La sonate n°5 en do Majeur de Prokofiev qui suivit, écrite en 1923 lors de son exil en Europe puis revisité en 1952 en Russie, exprime la souffrance du compositeur déchiré entre son amour pour sa patrie et son désir de liberté impossible à assouvir. Lukas Geniusas sut très bien mettre en évidence par la netteté de ses notes, surtout les dissonantes du 1er mouvement, la modernité du compositeur. Et dans le 2ème mouvement, par la nette opposition qu'il donna aux jeux contradictoires des deux mains, la droite jouant une valse lente et la gauche un continuum saccadé évoquant une marche forcée d'automates, il exprimait la souffrance du grand musicien, exilé.
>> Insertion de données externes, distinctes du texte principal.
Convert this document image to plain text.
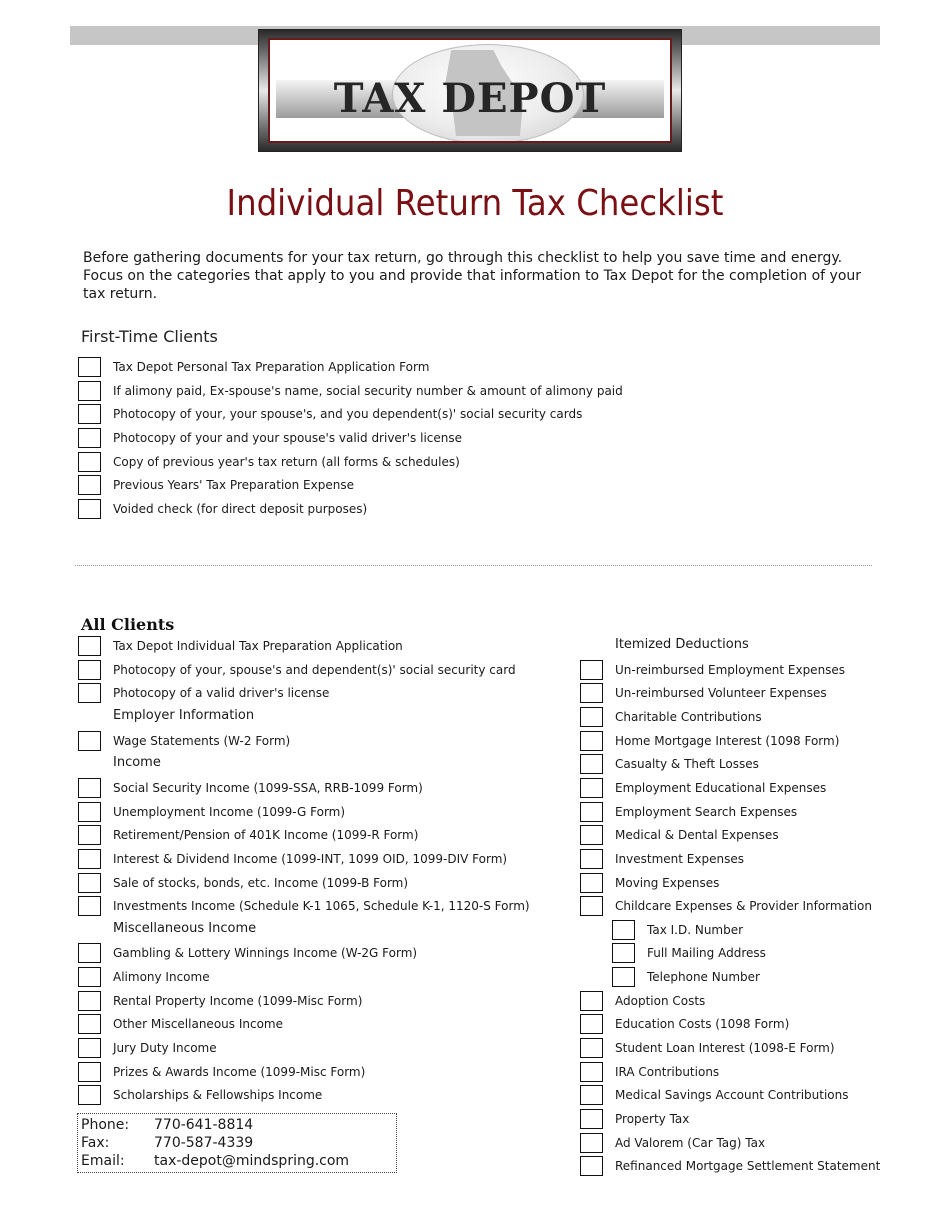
TAX DEPOT
Individual Return Tax Checklist
Before gathering documents for your tax return, go through this checklist to help you save time and energy. Focus on the categories that apply to you and provide that information to Tax Depot for the completion of your tax return.
First-Time Clients
Tax Depot Personal Tax Preparation Application Form
If alimony paid, Ex-spouse's name, social security number & amount of alimony paid
Photocopy of your, your spouse's, and you dependent(s)' social security cards
Photocopy of your and your spouse's valid driver's license
Copy of previous year's tax return (all forms & schedules)
Previous Years' Tax Preparation Expense
Voided check (for direct deposit purposes)
All Clients
Tax Depot Individual Tax Preparation Application
Photocopy of your, spouse's and dependent(s)' social security card
Photocopy of a valid driver's license
Employer Information
Wage Statements (W-2 Form)
Income
Social Security Income (1099-SSA, RRB-1099 Form)
Unemployment Income (1099-G Form)
Retirement/Pension of 401K Income (1099-R Form)
Interest & Dividend Income (1099-INT, 1099 OID, 1099-DIV Form)
Sale of stocks, bonds, etc. Income (1099-B Form)
Investments Income (Schedule K-1 1065, Schedule K-1, 1120-S Form)
Miscellaneous Income
Gambling & Lottery Winnings Income (W-2G Form)
Alimony Income
Rental Property Income (1099-Misc Form)
Other Miscellaneous Income
Jury Duty Income
Prizes & Awards Income (1099-Misc Form)
Scholarships & Fellowships Income
Itemized Deductions
Un-reimbursed Employment Expenses
Un-reimbursed Volunteer Expenses
Charitable Contributions
Home Mortgage Interest (1098 Form)
Casualty & Theft Losses
Employment Educational Expenses
Employment Search Expenses
Medical & Dental Expenses
Investment Expenses
Moving Expenses
Childcare Expenses & Provider Information
Tax I.D. Number
Full Mailing Address
Telephone Number
Adoption Costs
Education Costs (1098 Form)
Student Loan Interest (1098-E Form)
IRA Contributions
Medical Savings Account Contributions
Property Tax
Ad Valorem (Car Tag) Tax
Refinanced Mortgage Settlement Statement
Phone: 770-641-8814
Fax:	770-587-4339
Email: tax-depot@mindspring.com
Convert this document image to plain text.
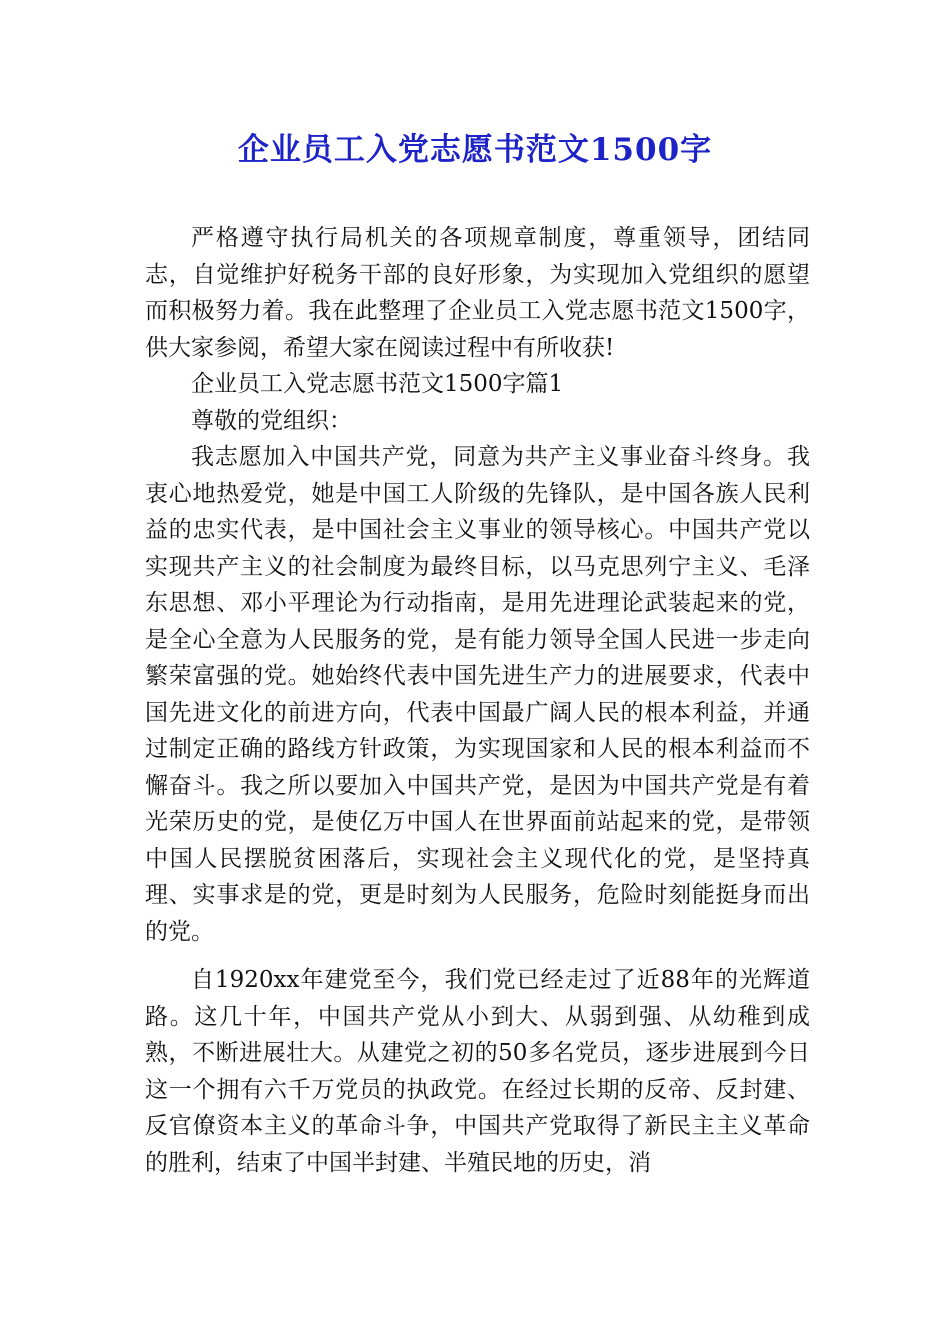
企业员工入党志愿书范文1500字

严格遵守执行局机关的各项规章制度，尊重领导，团结同志，自觉维护好税务干部的良好形象，为实现加入党组织的愿望而积极努力着。我在此整理了企业员工入党志愿书范文1500字，供大家参阅，希望大家在阅读过程中有所收获!

企业员工入党志愿书范文1500字篇1

尊敬的党组织：

我志愿加入中国共产党，同意为共产主义事业奋斗终身。我衷心地热爱党，她是中国工人阶级的先锋队，是中国各族人民利益的忠实代表，是中国社会主义事业的领导核心。中国共产党以实现共产主义的社会制度为最终目标，以马克思列宁主义、毛泽东思想、邓小平理论为行动指南，是用先进理论武装起来的党，是全心全意为人民服务的党，是有能力领导全国人民进一步走向繁荣富强的党。她始终代表中国先进生产力的进展要求，代表中国先进文化的前进方向，代表中国最广阔人民的根本利益，并通过制定正确的路线方针政策，为实现国家和人民的根本利益而不懈奋斗。我之所以要加入中国共产党，是因为中国共产党是有着光荣历史的党，是使亿万中国人在世界面前站起来的党，是带领中国人民摆脱贫困落后，实现社会主义现代化的党，是坚持真理、实事求是的党，更是时刻为人民服务，危险时刻能挺身而出的党。

自1920xx年建党至今，我们党已经走过了近88年的光辉道路。这几十年，中国共产党从小到大、从弱到强、从幼稚到成熟，不断进展壮大。从建党之初的50多名党员，逐步进展到今日这一个拥有六千万党员的执政党。在经过长期的反帝、反封建、反官僚资本主义的革命斗争，中国共产党取得了新民主主义革命的胜利，结束了中国半封建、半殖民地的历史，消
Quant au 3ème mouvement, il fut beaucoup plus libéré, presque solaire.
La deuxième sonate de Prokofiev n°2 en ré mineur, écrite en 1912 avant la guerre et la révolution demandait à la fois beaucoup de rapidité et d'agilité surtout dans les deuxième et quatrième mouvements pour exprimer la jubilation qui habitait alors le compositeur et de sensibilité dans les envolées lyriques des 1er mouvement et 3ème mouvements. Lukas Geniusas qui excella dans l'opposition entre les deux motifs rythmiques prouva sa virtuosité.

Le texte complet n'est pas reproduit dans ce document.